Großbritannien hofft, die heimischen Lieferungen zu erhöhen, da es mit rekordverdächtig hohen Energiepreisen zu kämpfen hat, die das Land dazu gezwungen haben, Milliarden von Pfund in Programme zu investieren, um die Auswirkungen auf Haushalte und Unternehmen zu begrenzen und die steigende Inflation zu bremsen.

In der neuen Lizenzvergaberunde bietet die North Sea Transition Authority (NSTA) 898 Blöcke an und ruft zu Bewerbungen vor allem für die südliche Nordsee auf, wo die Kohlenwasserstoffe in der Nähe der bestehenden Infrastruktur liegen und eine rasche Erschließung ermöglichen.

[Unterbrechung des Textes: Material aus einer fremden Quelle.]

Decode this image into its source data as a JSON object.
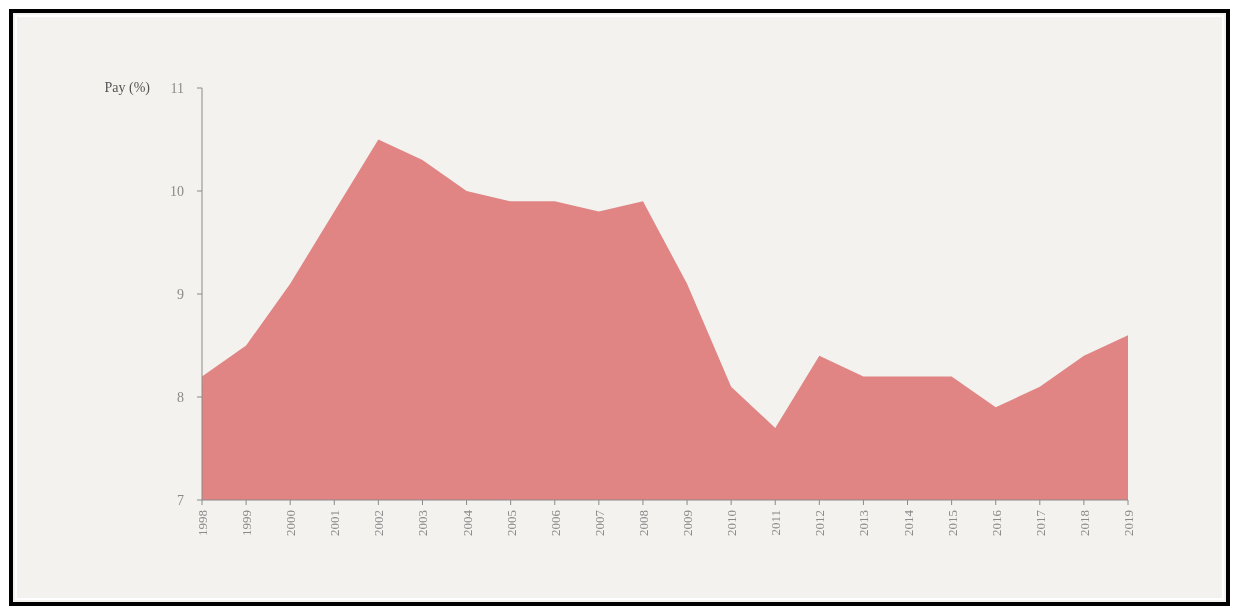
{
  "chart_data": {
    "type": "area",
    "ylabel": "Pay (%)",
    "categories": [
      "1998",
      "1999",
      "2000",
      "2001",
      "2002",
      "2003",
      "2004",
      "2005",
      "2006",
      "2007",
      "2008",
      "2009",
      "2010",
      "2011",
      "2012",
      "2013",
      "2014",
      "2015",
      "2016",
      "2017",
      "2018",
      "2019"
    ],
    "series": [
      {
        "color": "#e08584",
        "values": [
          8.2,
          8.5,
          9.1,
          9.8,
          10.5,
          10.3,
          10.0,
          9.9,
          9.9,
          9.8,
          9.9,
          9.1,
          8.1,
          7.7,
          8.4,
          8.2,
          8.2,
          8.2,
          7.9,
          8.1,
          8.4,
          8.6
        ]
      }
    ],
    "ylim": [
      7,
      11
    ],
    "yticks": [
      7,
      8,
      9,
      10,
      11
    ]
  }
}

Je nach Anzahl und Qualität der Bewerbungen könnten etwa 100 Lizenzen vergeben werden, so die NSTA.

Die NSTA schätzt, dass die Zeit von der Entdeckung von Öl oder Gas bis zur Förderung in den letzten Jahrzehnten deutlich auf etwa fünf Jahre gesunken ist.

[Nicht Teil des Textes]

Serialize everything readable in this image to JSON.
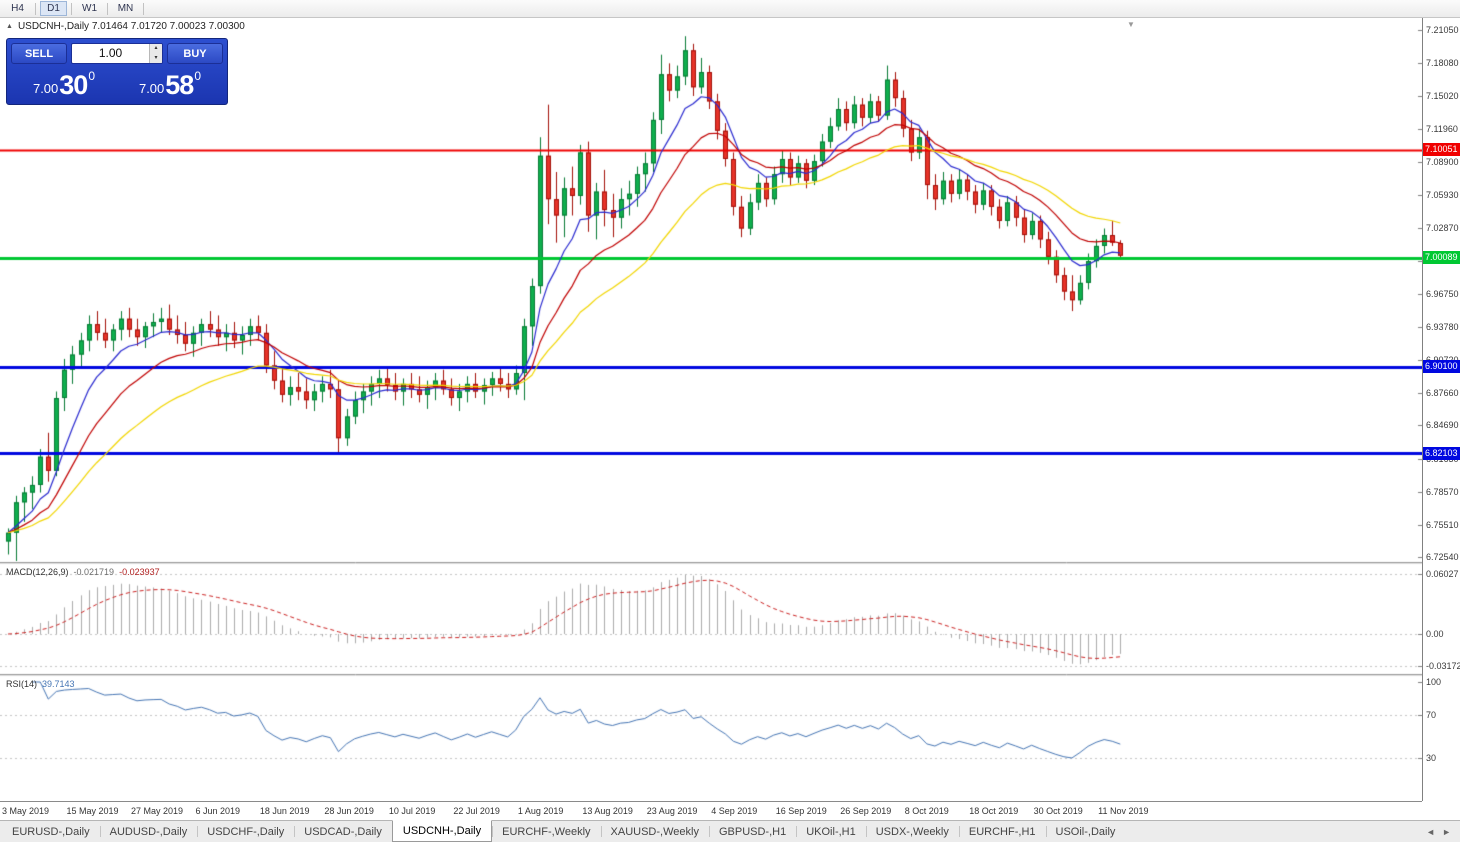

Als Gastgeber des COP26-Klimagipfels im vergangenen Jahr hat Großbritannien beschlossen, sich nicht einer Allianz von Ländern anzuschließen, die sich verpflichtet haben, neue Öl- und Gasprojekte auf ihrem Territorium zu stoppen.

Die Regierung sagt, dass die fortgesetzte Öl- und Gasproduktion ihrem Ziel, bis 2050 eine kohlenstoffneutrale Wirtschaft aufzubauen, nicht im Wege steht.

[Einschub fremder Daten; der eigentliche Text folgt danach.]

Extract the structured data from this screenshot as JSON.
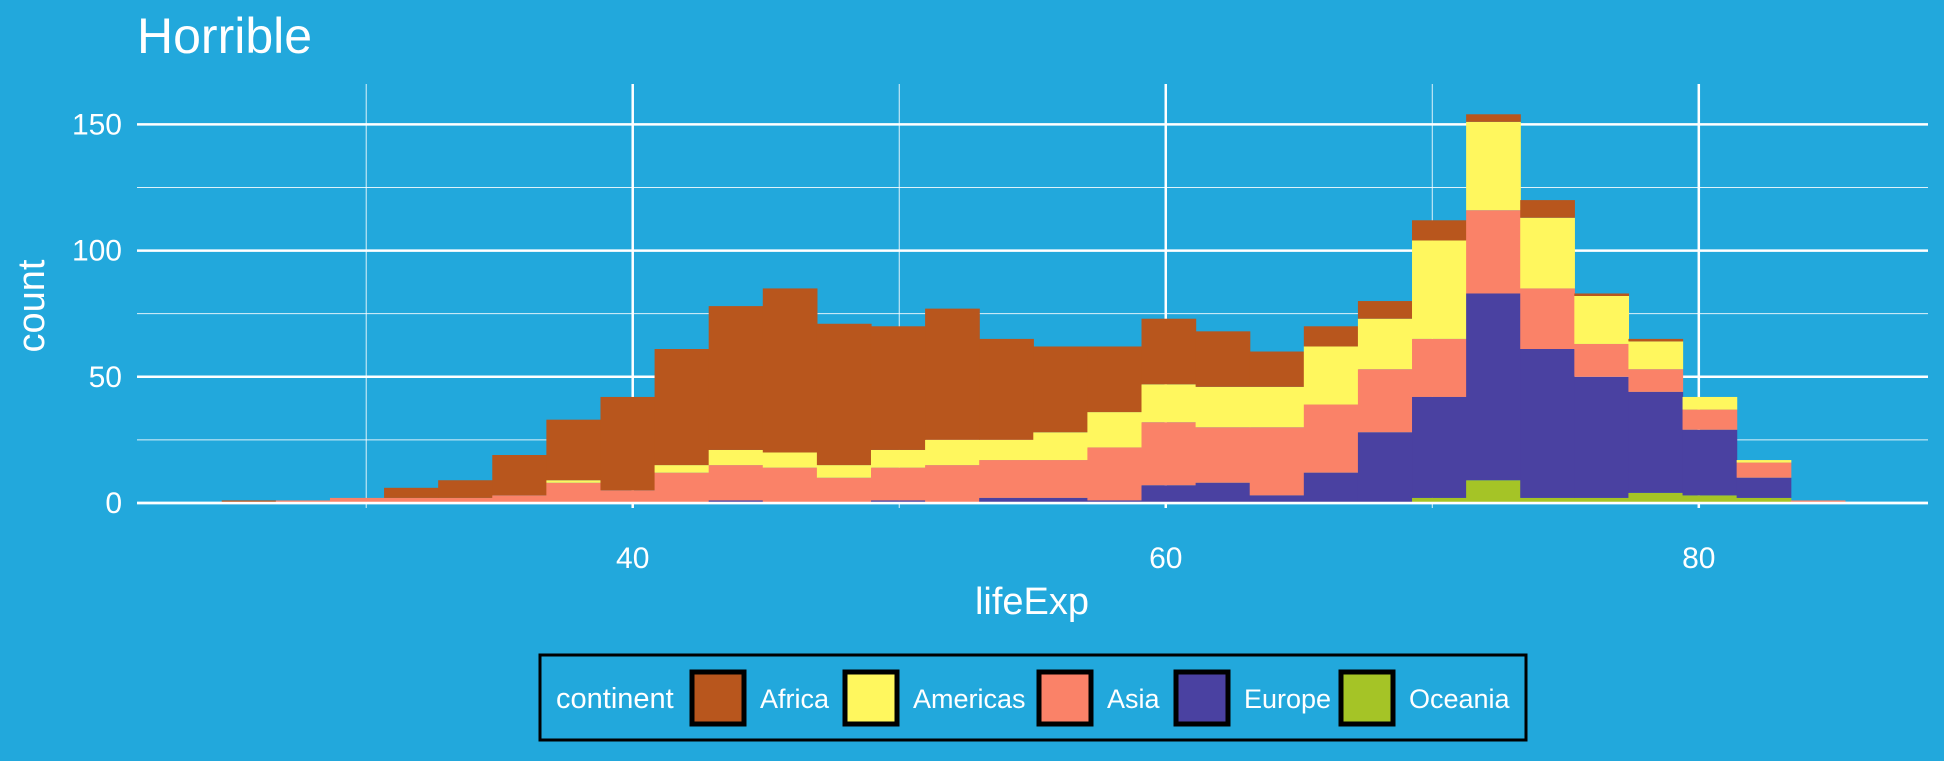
{
  "colors": {
    "background": "#22a8dc",
    "grid": "#ffffff",
    "text": "#ffffff",
    "legend_border": "#000000"
  },
  "chart_data": {
    "type": "bar",
    "subtype": "stacked-histogram",
    "title": "Horrible",
    "xlabel": "lifeExp",
    "ylabel": "count",
    "xlim": [
      21.4,
      88.6
    ],
    "ylim": [
      -2,
      166
    ],
    "x_ticks": [
      40,
      60,
      80
    ],
    "y_ticks": [
      0,
      50,
      100,
      150
    ],
    "grid": true,
    "legend": {
      "title": "continent",
      "position": "bottom"
    },
    "bin_width": 2.03,
    "bin_starts": [
      24.58,
      26.61,
      28.64,
      30.67,
      32.7,
      34.73,
      36.76,
      38.79,
      40.82,
      42.85,
      44.88,
      46.91,
      48.94,
      50.97,
      53.0,
      55.03,
      57.06,
      59.09,
      61.12,
      63.15,
      65.18,
      67.21,
      69.24,
      71.27,
      73.3,
      75.33,
      77.36,
      79.39,
      81.42,
      83.45
    ],
    "stack_order": [
      "Oceania",
      "Europe",
      "Asia",
      "Americas",
      "Africa"
    ],
    "series": [
      {
        "name": "Africa",
        "color": "#b8561d",
        "values": [
          1,
          0,
          0,
          4,
          7,
          16,
          24,
          37,
          46,
          57,
          65,
          56,
          49,
          52,
          40,
          34,
          26,
          26,
          22,
          14,
          8,
          7,
          8,
          3,
          7,
          1,
          1,
          0,
          0,
          0
        ]
      },
      {
        "name": "Americas",
        "color": "#fff75e",
        "values": [
          0,
          0,
          0,
          0,
          0,
          0,
          1,
          0,
          3,
          6,
          6,
          5,
          7,
          10,
          8,
          11,
          14,
          15,
          16,
          16,
          23,
          20,
          39,
          35,
          28,
          19,
          11,
          5,
          1,
          0
        ]
      },
      {
        "name": "Asia",
        "color": "#fa8268",
        "values": [
          0,
          1,
          2,
          2,
          2,
          3,
          8,
          5,
          12,
          14,
          14,
          10,
          13,
          15,
          15,
          15,
          21,
          25,
          22,
          27,
          27,
          25,
          23,
          33,
          24,
          13,
          9,
          8,
          6,
          1
        ]
      },
      {
        "name": "Europe",
        "color": "#4a41a1",
        "values": [
          0,
          0,
          0,
          0,
          0,
          0,
          0,
          0,
          0,
          1,
          0,
          0,
          1,
          0,
          2,
          2,
          1,
          7,
          8,
          3,
          12,
          28,
          40,
          74,
          59,
          48,
          40,
          26,
          8,
          0
        ]
      },
      {
        "name": "Oceania",
        "color": "#a5c426",
        "values": [
          0,
          0,
          0,
          0,
          0,
          0,
          0,
          0,
          0,
          0,
          0,
          0,
          0,
          0,
          0,
          0,
          0,
          0,
          0,
          0,
          0,
          0,
          2,
          9,
          2,
          2,
          4,
          3,
          2,
          0
        ]
      }
    ]
  }
}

"Versorgungssicherheit und Netto-Null-Emissionen sollten nicht im Widerspruch zueinander stehen", sagte Andy Samuel, Geschäftsführer von NSTA.

Greenpeace sagte, man solle sich darauf konzentrieren, Häuser besser zu isolieren und erneuerbare Energien auszubauen.

"Neue Öl- und Gaslizenzen werden weder in diesem Winter noch in den nächsten Wintern die Energierechnungen für notleidende Familien senken noch mittelfristig die Energieversorgung sichern", sagte Philip Evans, Kampagnenleiter für die Energiewende bei Greenpeace.

"Mehr fossile Brennstoffe ... lösen keines dieser Probleme, sondern werden die Klimakrise noch verschlimmern."

Die Regierung überprüfe ihre Pläne, wie sie ihr Ziel der Kohlenstoffneutralität erreichen könne und konzentriere sich dabei erneut auf die Energiekosten für Unternehmen, sagte Energieminister Jacob Rees-Mogg, der sich zuvor skeptisch über die Notwendigkeit der Bekämpfung des Klimawandels geäußert hatte, am 26. September.

"Um unsere Energieunabhängigkeit zu sichern, müssen wir das volle Potenzial unserer Vermögenswerte in der Nordsee ausschöpfen", sagte Rees-Mogg.

Nach Angaben der Regierung importierte Großbritannien im vergangenen Jahr fast 40% seiner Energie. Was Öl und Gas betrifft, so deckten die britischen Felder nach Angaben des Offshore-Industrieverbands OEUK etwa 38% des Gas- und 75% des Ölbedarfs.

Öl- und Gasfirmen können sich bis zum 12. Januar um Lizenzen bewerben, die voraussichtlich im zweiten Quartal des nächsten Jahres vergeben werden, so die NSTA.